For Easter 2017, we thought it would be amusing to create short gag that we could email around and post on social media. We had the idea of somebody tucking into a chocolate bunny, only to be chased by enormous chocolate bunnies who didn’t take too kindly to what was happening. We didn’t want to spend too long on it as it was just a fun little side project for us, however it was really good practice and helped us streamline our character creation pipeline.
Despite being on a tight turnaround, the model was still created with careful attention to topology. Topology is something that you can’t really cheat when it comes to rigging, and mistakes here can be very costly somewhere down the line.
Definitely the easiest process of all. It’s a chocolate bunny after all, so just a simple Arnold shader was plonked on, with total disregard for UV maps. We wish it could always be this simple…

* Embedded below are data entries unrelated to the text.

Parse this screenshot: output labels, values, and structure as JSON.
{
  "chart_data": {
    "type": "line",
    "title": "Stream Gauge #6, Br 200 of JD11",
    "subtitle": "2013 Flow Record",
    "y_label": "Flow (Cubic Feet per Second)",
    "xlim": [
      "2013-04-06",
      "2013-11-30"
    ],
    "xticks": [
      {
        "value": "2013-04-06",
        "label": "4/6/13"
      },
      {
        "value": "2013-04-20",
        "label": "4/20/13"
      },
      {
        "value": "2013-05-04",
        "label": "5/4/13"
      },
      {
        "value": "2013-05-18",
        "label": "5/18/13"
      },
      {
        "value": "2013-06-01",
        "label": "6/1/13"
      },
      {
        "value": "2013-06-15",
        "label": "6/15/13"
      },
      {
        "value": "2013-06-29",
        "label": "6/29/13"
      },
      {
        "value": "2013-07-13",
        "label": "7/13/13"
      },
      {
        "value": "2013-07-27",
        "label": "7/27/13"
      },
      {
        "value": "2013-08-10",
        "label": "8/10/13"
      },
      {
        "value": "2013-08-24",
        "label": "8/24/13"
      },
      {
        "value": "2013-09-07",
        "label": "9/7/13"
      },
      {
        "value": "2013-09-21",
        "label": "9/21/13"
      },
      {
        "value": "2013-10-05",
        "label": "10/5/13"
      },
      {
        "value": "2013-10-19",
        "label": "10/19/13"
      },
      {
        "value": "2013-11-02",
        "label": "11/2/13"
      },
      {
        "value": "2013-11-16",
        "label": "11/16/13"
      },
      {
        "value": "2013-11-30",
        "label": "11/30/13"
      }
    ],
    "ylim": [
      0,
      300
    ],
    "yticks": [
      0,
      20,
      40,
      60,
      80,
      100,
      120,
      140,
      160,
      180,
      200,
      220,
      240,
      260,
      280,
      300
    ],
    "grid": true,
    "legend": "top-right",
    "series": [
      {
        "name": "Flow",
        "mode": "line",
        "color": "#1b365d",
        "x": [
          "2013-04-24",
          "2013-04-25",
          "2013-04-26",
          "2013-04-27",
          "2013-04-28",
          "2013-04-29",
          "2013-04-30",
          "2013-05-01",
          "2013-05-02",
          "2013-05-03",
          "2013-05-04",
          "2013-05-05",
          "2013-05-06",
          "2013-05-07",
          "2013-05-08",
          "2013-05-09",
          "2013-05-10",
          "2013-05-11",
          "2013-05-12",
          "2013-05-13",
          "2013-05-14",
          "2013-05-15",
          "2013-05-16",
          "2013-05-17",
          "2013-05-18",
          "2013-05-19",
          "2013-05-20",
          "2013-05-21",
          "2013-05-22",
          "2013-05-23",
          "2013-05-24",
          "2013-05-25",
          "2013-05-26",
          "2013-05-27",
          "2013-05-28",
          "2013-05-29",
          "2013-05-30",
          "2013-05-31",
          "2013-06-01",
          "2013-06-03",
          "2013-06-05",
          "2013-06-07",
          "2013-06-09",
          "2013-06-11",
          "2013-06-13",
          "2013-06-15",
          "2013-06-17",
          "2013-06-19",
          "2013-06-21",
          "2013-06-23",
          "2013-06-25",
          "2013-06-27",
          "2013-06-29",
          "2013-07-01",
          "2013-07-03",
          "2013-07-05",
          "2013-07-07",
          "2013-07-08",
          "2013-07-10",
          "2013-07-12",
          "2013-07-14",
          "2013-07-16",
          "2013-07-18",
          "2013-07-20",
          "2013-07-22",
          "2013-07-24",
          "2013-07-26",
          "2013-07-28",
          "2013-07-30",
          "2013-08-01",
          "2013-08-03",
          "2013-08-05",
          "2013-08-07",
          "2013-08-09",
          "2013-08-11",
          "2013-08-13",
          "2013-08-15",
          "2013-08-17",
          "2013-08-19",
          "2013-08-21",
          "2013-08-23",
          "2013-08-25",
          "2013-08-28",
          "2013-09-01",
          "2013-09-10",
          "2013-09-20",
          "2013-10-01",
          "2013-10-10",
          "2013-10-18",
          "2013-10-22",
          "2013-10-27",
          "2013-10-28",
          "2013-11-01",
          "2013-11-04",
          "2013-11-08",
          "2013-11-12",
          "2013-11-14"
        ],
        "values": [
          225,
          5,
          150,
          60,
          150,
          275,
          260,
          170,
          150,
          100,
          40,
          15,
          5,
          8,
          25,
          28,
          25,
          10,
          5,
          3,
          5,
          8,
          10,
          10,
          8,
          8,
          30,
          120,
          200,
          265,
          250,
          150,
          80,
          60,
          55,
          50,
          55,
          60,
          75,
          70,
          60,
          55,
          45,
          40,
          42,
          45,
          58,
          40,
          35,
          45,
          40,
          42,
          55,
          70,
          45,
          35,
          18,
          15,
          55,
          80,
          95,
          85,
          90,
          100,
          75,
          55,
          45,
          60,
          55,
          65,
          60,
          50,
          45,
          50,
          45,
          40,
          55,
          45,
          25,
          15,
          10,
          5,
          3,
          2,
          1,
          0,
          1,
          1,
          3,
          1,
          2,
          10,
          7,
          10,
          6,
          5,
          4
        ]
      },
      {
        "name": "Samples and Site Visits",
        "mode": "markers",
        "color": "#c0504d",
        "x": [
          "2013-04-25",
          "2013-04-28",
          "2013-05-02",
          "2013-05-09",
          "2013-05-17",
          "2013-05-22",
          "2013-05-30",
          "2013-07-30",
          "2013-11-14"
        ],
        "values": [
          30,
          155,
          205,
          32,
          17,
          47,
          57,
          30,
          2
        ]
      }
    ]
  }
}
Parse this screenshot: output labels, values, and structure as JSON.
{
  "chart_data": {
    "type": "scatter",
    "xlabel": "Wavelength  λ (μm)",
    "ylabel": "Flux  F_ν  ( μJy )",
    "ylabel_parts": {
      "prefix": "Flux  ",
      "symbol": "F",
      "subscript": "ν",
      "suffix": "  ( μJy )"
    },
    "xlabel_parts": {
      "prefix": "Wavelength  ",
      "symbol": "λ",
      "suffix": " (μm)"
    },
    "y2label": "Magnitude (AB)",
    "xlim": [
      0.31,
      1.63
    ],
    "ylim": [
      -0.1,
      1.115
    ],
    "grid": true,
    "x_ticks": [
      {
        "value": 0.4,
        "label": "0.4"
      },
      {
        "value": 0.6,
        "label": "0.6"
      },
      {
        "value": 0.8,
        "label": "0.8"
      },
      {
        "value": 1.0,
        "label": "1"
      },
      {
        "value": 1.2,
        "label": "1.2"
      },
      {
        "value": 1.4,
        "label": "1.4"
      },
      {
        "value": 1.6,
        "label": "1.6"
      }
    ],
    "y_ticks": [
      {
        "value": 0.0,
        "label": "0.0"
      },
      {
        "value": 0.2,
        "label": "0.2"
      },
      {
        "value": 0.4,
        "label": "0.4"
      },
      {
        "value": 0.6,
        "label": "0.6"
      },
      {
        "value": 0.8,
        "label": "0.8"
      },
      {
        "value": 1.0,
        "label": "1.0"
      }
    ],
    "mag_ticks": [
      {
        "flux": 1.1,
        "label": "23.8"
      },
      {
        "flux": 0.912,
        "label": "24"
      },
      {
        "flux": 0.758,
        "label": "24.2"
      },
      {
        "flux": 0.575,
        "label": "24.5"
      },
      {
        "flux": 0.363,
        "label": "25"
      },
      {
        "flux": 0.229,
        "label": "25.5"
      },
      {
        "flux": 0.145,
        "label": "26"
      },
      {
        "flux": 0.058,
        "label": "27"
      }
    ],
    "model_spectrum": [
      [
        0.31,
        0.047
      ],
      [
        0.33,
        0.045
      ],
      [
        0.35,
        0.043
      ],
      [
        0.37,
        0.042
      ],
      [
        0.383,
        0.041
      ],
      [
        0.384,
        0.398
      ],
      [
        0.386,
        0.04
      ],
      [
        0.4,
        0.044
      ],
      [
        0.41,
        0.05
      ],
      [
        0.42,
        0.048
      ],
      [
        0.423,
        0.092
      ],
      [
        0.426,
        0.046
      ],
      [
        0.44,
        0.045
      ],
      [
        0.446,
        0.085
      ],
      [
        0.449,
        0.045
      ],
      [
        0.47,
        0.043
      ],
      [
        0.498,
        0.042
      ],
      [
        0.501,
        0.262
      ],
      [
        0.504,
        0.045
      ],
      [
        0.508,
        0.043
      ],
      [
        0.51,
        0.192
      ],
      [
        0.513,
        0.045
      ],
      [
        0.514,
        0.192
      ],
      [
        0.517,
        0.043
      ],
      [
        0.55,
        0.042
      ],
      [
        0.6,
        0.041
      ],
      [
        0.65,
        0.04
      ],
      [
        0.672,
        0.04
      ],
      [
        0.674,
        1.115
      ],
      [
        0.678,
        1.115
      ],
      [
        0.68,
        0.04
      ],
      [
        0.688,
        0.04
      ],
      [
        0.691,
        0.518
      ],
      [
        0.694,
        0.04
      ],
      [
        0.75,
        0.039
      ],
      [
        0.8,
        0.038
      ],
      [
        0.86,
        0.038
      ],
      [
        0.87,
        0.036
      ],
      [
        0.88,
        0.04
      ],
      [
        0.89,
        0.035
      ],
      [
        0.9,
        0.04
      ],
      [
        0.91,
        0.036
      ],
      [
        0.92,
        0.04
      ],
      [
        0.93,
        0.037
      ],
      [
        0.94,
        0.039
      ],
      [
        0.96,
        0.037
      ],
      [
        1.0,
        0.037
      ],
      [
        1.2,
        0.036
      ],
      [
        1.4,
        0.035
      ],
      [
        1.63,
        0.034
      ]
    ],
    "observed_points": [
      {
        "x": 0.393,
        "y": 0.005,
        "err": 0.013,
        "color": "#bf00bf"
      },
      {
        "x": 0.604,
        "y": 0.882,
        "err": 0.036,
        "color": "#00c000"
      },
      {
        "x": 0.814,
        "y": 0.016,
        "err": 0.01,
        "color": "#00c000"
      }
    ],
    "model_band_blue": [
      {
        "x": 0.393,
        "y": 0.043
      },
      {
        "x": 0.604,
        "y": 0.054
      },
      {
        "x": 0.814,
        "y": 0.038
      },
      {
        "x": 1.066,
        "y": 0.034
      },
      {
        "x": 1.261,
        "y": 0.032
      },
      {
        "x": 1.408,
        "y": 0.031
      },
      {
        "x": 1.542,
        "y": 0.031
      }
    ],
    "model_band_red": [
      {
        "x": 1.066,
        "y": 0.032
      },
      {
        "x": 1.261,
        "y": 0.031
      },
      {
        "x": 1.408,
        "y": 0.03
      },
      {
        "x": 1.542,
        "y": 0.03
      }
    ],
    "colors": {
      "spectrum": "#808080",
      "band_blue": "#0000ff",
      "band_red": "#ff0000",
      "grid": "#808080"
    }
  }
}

We already knew that the rabbit wouldn’t be doing much more than a simple run cycle, so the rig was kept to the bare minimum. We gave simple controls for the mouth, eye lids, ears, body and just opted for an IK-only arm/leg system. However, chose to include the ‘foot-roll’ system that we learnt from the previous character we created. We did this mainly for practice, but also because we knew a fair amount of animation would be happening in these areas of the character. By far the hardest part of the rig was correctly weighting the rear legs to their respective joints. This is because they have such a large range of motion and take up a large proportion of it’s body.
Again, as this was just a quick and easy project, all we did here was a very rudimentary run cycle. We knew we would be shooting some simple handheld footage on an iPhone to comp the rabbit into, so we weren’t too worried about getting everything perfect here.

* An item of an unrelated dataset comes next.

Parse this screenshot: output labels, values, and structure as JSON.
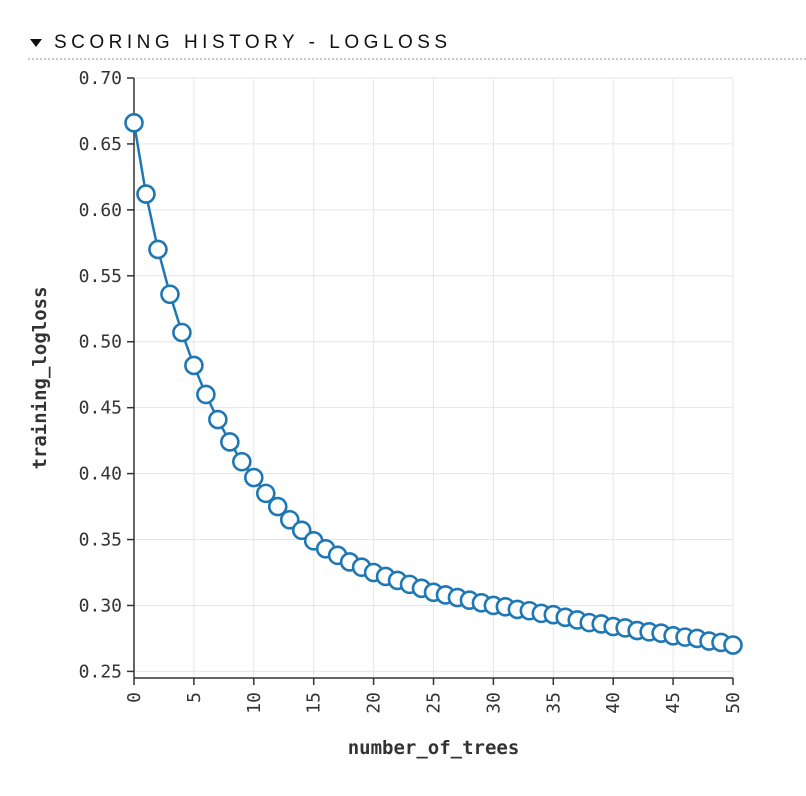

After shooting the ground breaking performance of resident actor Ben Sutherland, we undistorted the footage, match moved it and began piecing together the shot. Originally it was only going to be one rabbit chasing him, however we thought it would be funnier to have a whole family of angry bunnies in hot pursuit. Because the shot whip-pans from one side of the road to the other, we treated these as two different shots to save the headache of trying to track the hideously blurry panning motion. The shot was lit with a combination of a super low quality 360 image of the road (also shot on iPhone – used mainly for reflection…) and some Arnold lights for the main shadows and illumination.
We pulled this project off in an extremely short space of time, and it was great practice in the whole pipeline of character creation. We were very pleased with the way it turned out and it got a good reaction on social media. Ultimately this project was for a bit of a laugh, and we hope people enjoyed watching it as much as we enjoyed creating it.